Спустя полчаса Ларссон вышел
на продуваемое ветром крыльцо Южной больницы, остановил такси и поехал прямо в управление полиции на Кунгсхольмсгатан. Ему не хотелось встречаться с коллегами, и он прошел в свой кабинет никем не замеченный, за исключением дежурного внизу. Запершись в кабинете, Гунвальд позвонил по телефону в несколько мест. Если бы хоть один из этих разговоров услышало его начальство, Ларссон схлопотал бы строгий выговор.Разговаривая по телефону, Гунвальд делал записи на листе бумаги, на котором постепенно образовался список из нескольких имен и фамилий.
Из всех полицейских, так или иначе занимавшихся пожаром на Шёльдгатан, Гунвальд Ларссон единственный происходил из высшего общества. Его отца можно было отнести к богатым людям, хотя после продажи недвижимости от богатства мало что осталось. Гунвальд Ларссон вырос в фешенебельном районе Стокгольма – на Эстермальме – и посещал элитную школу. Однако вскоре парень стал белой вороной в семье. Он имел взгляды, совершенно противоположные родительским, к тому же высказывал их в самые неподходящие моменты. В конце концов отец счел наилучшим выходом из положения позволить сыну стать моряком.
Гунвальду Ларссону не понравилась служба в военно-морском флоте, и через несколько лет он перешел в торговый флот. Здесь парень очень быстро понял: все его знания, полученные в училище и на борту допотопных военных кораблей, совершенно ничего не стоят.
Братья и сестры Ларссона получили высшее образование и к тому времени, когда умерли родители, уже успели сделать карьеру. Он не поддерживал с ними контактов и, честно говоря, почти забыл об их существовании.
Гунвальд не стремился до конца своих дней оставаться моряком; он стал подыскивать другую профессию, которая не обрекла бы его на сидячий образ жизни и позволила извлечь преимущества из отличной физической подготовки. К огромному изумлению и невообразимому ужасу его родственников с Лидингё и Эстермальма, Ларссон стал полицейским.
Мнения о нем как о полицейском были самыми различными.
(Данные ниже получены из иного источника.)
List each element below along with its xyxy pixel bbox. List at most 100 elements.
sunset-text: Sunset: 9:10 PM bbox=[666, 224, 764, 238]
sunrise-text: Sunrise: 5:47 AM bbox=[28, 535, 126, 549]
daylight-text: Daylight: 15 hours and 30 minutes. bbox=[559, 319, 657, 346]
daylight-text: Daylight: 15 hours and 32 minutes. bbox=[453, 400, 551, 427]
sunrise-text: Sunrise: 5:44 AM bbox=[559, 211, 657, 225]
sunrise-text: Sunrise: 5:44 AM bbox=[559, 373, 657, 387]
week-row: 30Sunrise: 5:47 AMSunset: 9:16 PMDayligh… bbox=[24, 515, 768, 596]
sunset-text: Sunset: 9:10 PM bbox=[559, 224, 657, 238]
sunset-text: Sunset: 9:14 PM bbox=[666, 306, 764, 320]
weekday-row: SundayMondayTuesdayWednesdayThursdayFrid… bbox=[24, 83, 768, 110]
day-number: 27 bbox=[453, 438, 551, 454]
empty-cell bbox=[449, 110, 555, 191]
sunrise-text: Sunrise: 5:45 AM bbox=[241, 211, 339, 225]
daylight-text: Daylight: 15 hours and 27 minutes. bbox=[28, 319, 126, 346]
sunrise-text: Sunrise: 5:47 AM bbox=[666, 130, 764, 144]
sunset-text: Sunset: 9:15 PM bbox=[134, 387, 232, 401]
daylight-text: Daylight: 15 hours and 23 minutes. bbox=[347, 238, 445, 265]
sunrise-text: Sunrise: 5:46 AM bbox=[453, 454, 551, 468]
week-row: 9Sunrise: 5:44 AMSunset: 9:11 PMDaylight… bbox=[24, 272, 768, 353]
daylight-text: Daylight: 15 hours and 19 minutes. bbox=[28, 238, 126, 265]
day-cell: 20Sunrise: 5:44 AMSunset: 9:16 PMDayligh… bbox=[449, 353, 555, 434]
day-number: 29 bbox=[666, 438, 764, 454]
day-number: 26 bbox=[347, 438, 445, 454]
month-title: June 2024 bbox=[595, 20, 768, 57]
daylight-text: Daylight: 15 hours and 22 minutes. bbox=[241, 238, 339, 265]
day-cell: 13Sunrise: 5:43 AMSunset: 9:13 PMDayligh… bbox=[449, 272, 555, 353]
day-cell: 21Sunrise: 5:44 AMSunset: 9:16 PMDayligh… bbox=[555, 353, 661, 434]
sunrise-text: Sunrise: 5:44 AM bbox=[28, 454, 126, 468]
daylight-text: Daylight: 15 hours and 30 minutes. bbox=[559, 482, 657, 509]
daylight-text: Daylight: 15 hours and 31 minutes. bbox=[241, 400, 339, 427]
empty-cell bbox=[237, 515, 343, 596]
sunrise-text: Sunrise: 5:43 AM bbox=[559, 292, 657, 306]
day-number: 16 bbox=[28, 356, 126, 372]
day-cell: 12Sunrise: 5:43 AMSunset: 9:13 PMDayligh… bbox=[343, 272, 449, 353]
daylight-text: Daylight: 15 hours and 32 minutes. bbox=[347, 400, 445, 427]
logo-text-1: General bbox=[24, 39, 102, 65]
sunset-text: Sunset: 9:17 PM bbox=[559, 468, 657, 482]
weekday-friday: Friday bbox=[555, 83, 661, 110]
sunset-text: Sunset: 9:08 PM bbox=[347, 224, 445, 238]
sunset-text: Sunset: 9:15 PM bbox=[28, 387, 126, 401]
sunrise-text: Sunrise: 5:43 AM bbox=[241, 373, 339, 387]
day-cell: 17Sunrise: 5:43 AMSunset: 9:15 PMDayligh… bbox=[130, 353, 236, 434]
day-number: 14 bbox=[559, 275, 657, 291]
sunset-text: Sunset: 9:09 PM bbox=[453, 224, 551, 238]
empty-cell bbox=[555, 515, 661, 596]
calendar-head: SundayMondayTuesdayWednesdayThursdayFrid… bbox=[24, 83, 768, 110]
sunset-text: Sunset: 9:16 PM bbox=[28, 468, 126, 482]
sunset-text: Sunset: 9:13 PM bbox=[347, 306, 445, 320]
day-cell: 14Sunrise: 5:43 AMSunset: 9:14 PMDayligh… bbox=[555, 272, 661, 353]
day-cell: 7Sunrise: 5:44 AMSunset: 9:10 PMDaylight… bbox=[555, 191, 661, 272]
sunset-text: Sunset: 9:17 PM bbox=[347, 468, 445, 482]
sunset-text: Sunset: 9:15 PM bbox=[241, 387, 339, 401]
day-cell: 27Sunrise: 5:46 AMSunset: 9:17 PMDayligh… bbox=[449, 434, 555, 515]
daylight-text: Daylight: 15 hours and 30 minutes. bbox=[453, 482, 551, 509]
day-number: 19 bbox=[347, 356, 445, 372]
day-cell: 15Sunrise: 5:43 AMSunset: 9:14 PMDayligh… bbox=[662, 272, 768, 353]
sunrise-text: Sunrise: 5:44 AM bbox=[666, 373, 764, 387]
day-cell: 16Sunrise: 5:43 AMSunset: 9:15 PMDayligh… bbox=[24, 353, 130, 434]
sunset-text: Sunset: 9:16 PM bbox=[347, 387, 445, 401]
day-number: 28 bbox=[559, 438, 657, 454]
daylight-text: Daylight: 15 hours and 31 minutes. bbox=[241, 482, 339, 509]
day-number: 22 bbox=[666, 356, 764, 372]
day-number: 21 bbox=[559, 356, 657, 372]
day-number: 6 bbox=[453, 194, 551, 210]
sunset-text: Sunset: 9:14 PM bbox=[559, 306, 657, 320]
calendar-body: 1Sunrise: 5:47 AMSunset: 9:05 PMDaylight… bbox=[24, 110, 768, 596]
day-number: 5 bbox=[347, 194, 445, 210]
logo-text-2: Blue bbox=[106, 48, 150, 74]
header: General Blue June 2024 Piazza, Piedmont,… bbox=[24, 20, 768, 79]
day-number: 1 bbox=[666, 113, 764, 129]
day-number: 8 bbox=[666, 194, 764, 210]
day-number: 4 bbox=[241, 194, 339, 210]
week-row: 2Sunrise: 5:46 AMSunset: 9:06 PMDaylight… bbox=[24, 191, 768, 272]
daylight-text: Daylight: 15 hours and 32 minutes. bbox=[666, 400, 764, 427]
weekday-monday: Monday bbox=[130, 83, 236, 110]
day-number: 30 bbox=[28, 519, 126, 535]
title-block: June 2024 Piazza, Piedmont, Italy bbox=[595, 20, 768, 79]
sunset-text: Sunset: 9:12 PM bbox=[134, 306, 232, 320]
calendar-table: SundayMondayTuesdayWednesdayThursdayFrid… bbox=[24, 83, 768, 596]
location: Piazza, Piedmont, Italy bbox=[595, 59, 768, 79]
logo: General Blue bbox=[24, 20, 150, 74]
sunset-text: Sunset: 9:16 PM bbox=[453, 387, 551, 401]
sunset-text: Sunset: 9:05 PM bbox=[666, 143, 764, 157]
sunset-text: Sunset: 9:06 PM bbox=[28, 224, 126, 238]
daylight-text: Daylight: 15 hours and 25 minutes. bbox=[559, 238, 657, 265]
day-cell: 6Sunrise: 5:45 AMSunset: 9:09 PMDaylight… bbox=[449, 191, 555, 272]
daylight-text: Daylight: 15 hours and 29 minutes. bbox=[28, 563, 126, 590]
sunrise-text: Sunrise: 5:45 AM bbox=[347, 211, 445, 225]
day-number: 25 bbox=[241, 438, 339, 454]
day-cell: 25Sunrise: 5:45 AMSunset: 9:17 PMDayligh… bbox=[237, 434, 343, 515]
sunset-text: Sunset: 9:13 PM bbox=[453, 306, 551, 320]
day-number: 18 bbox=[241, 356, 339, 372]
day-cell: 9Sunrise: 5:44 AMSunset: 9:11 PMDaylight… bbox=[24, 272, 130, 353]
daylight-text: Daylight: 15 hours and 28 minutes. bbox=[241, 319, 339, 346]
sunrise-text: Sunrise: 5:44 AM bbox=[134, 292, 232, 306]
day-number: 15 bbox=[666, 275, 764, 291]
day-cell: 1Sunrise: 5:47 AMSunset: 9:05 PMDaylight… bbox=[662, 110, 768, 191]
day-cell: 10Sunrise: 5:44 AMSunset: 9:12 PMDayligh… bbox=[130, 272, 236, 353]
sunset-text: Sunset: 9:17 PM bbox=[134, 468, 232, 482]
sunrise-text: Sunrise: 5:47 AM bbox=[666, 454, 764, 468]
Однако почти все недолюбливали его.
В большинстве случаев он поступал не так, как другие, а его методы, как правило, были, мягко говоря, не совсем обычными.
Таким же необычным был список, лежащий сейчас перед ним на письменном столе.
«Йёран Мальм, 42, вор, мертв (самоубийство?).
Кеннет Рот, 27, вор, мертв, похоронен.
Кристина Модиг, 14, несовершеннолетняя проститутка, мертва, похоронена.
Мадлен Ольсен, 24, рыжеволосая проститутка, мертва.
Кент Модиг, 5, ребенок (детский дом).
Клари Модиг, 7 месяцев, грудной ребенок (детский дом).
Агнес Сёдерберг, 68, старуха, дом престарелых в Розенлунде.
Герман Сёдерберг, 67, старый алкоголик, Хёгалидская лечебница.
Макс Карлссон, 23, бандит, Тиммермансгатан, 12.
Анна-Кайса Модиг, 30, проститутка, Южная больница (психиатрическое отделение).
Карла Бергрен,? проститутка, Гётгатан, 25».
Гунвальд Ларссон просмотрел список и решил, что имеет смысл допросить лишь трех последних из перечисленных в нем. Остальные не годятся: четверо мертвы, двое – маленькие дети, ничего еще не понимающие, и двое – беспомощные старики.